We would do far better by teaching our community members how to deal
with hecklers, than by trying to ban them.

Don't assume hatred when ordinary conversation or curiosity suffices.
For example, I don't believe that asking someone if they've had
genital reassignment surgery is always transphobic.  If you're going
to be an "out" tranny, you'd better expect a few questions from the
hoi polloi.  Is asking them whether they've had their tonsils out
germophobic?  Does asking them whether they go to church show a hatred
of religion?  Or is it instead anti-atheist?  Maybe it's anti-Jewish,
because you didn't call it a "synagogue"?  It may be impolite to ask
whether you've had your face lifted, but it's not uglyphobic.  But is
impoliteness a violation of the CoC?  It's impossible to know, since
the key term "harassment" is never defined.

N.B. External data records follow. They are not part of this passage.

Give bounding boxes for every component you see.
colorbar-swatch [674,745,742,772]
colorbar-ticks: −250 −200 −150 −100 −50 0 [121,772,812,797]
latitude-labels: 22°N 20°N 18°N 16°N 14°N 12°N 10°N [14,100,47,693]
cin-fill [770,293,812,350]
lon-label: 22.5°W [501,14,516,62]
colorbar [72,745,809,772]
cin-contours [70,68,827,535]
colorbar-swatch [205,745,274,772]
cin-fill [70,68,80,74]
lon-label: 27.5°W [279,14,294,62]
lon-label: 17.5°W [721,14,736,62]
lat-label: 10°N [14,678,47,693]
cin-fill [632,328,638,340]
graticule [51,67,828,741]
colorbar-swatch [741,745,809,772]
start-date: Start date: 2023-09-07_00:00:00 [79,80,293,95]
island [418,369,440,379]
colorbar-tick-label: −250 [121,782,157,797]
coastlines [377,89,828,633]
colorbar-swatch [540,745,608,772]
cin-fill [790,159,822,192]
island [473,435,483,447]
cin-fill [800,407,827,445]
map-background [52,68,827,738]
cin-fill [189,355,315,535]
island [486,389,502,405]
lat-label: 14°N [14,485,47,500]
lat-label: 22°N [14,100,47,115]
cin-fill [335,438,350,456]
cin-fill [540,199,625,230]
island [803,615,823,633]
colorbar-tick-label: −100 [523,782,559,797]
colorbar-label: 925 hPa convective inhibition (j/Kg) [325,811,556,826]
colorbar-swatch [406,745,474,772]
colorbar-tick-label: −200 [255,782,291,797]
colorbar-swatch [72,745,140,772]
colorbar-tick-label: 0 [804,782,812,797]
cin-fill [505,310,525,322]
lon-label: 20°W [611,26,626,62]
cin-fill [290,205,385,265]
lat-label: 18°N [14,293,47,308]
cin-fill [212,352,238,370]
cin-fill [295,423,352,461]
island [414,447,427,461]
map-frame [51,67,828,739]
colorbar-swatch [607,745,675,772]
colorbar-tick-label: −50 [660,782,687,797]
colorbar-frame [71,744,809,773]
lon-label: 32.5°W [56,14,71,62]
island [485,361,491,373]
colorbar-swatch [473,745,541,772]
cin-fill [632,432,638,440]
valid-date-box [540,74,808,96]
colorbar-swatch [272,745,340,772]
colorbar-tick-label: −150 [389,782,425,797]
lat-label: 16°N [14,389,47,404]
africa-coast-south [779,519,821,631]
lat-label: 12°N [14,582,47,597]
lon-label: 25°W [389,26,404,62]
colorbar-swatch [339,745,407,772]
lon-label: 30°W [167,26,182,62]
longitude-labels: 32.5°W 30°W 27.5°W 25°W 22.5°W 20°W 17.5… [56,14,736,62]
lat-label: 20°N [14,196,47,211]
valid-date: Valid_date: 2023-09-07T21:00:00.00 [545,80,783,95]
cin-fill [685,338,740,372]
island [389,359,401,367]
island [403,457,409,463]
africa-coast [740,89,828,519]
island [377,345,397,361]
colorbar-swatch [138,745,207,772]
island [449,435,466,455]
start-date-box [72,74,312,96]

I'm a supporter of the Foundation for Individual Rights in Education
(thefire.org) which is actively eliminating this kind of insane
political correctness on steroids (oops, prejudicial to athletes!) on
campuses all over the country:


As the article points out, if someone actually does have an emotional
illness or condition (like PTSD) that can be triggered merely by
hearing about a topic, avoiding innocuous triggers is exactly the
*wrong* thing to help them recover.  The road to recovery is paved
with getting triggered over and over, in ordinary, safe circumstances,
and eventually noticing that you don't have to overreact whenever a
trigger event happens.

And does the CoC still contain "swift punishment without due process"
for those who violate this code?  Yep; "the conference organizer may
take any action they deem appropriate, including warning the offender
or expulsion from the conference with no refund."  The prohibited
activities are not specified, and the range of possible punishments
aren't defined either; they can take ANY ACTION THEY DEEM APPROPRIATE.
And "Participants asked to stop any harassing behavior are expected to
comply immediately."  So we're all agreeing that our community will
tolerate unlimited amounts of censorship and impunity, at least if
preceded by a claim that "somebody said or did or failed to say or do
something that made someone else feel harassed"!

No thanks.

I'm a big believer in diversity -- but I think we lose most of the
benefits of diversity if we are afraid to talk about what makes us
diverse.  The cure for bad speech is more speech - not bans.